Sunday, January 16, 2011

Automatically Set Permissions : CentOS 5.3

Hi , I have just switched from shared hosting to a centOS VPS. I'm using my VPS to run a few blogs and Joomla websites. Whenever I try to install Joomla / Wordpress, I always have permission issues. There are always some files that can't be written to. As a solution, I have to chmod everything to 777 and then 755. Is there any way to automatically set correct permissions for these folders?

I never had any permission issues while using shared hosting. Any idea how they configure their servers?

Thanks in advance

  • What is your umask?

    From a shell prompt, do

    umask
    

    or

    umask -S
    

    If the result is "0022" that corresponds to "755" (7 - 2 = 5).

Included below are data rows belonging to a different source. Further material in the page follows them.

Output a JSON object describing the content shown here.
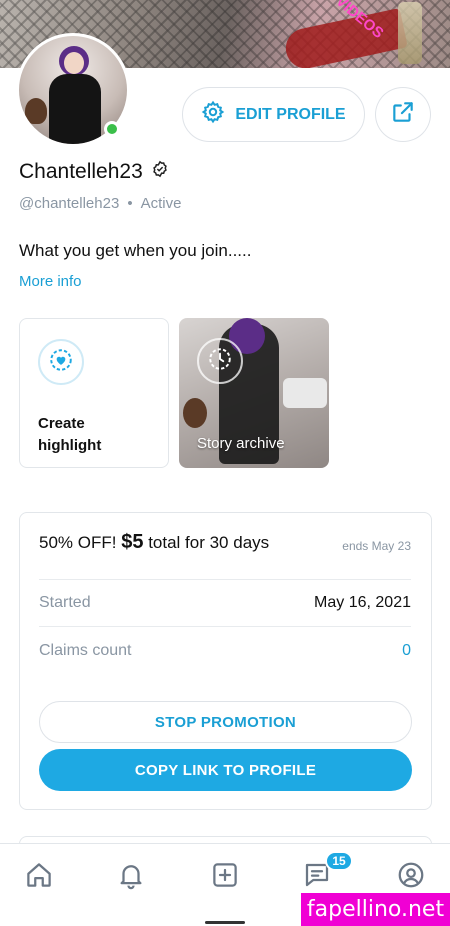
{
  "cover": {
    "watermark_text": "R VIDEOS"
  },
  "profile": {
    "display_name": "Chantelleh23",
    "handle": "@chantelleh23",
    "status": "Active",
    "bio": "What you get when you join.....",
    "more_info": "More info"
  },
  "actions": {
    "edit_profile": "EDIT PROFILE"
  },
  "highlights": [
    {
      "label": "Create highlight"
    },
    {
      "label": "Story archive"
    }
  ],
  "promotion": {
    "title_prefix": "50% OFF!",
    "price": "$5",
    "title_suffix": "total for 30 days",
    "ends": "ends May 23",
    "rows": [
      {
        "label": "Started",
        "value": "May 16, 2021"
      },
      {
        "label": "Claims count",
        "value": "0"
      }
    ],
    "stop_label": "STOP PROMOTION",
    "copy_label": "COPY LINK TO PROFILE"
  },
  "tabbar": {
    "messages_badge": "15"
  },
  "watermark": "fapellino.net",
  "colors": {
    "accent": "#1ea9e3",
    "link": "#1a9fd4",
    "online": "#3bbf4a",
    "muted": "#8a96a3",
    "watermark_bg": "#f000d4"
  }
}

    Look in your /etc/profile or $HOME/.profile to see where it's being set and change it, probably to 002 (you can ignore the other leading zero).

    Edit: Rather than changing umask in your profile, It's probably better to do it at the command line only when needed (or in a script - when the script exits, it returns to your "default").

    warren : just be careful with this - so that you only make files you *NEED* to make writeable :)
    Dennis Williamson : @warren: **Very** important advice. I've edited my answer.
    warren : crud - my vote for your answer got dropped because i clicked the wrong spot :(
  • It's not automatic, but find out what user owns the process writing to those files, and change ownership to that user. Then you can restrict to 644.

    And stop putting execute permission on output files!

    From kmarsh
  • Use FileZilla FTP client and chmod all folders to 0755 and files to 0644. It allows recursive chmodding files and folders separately.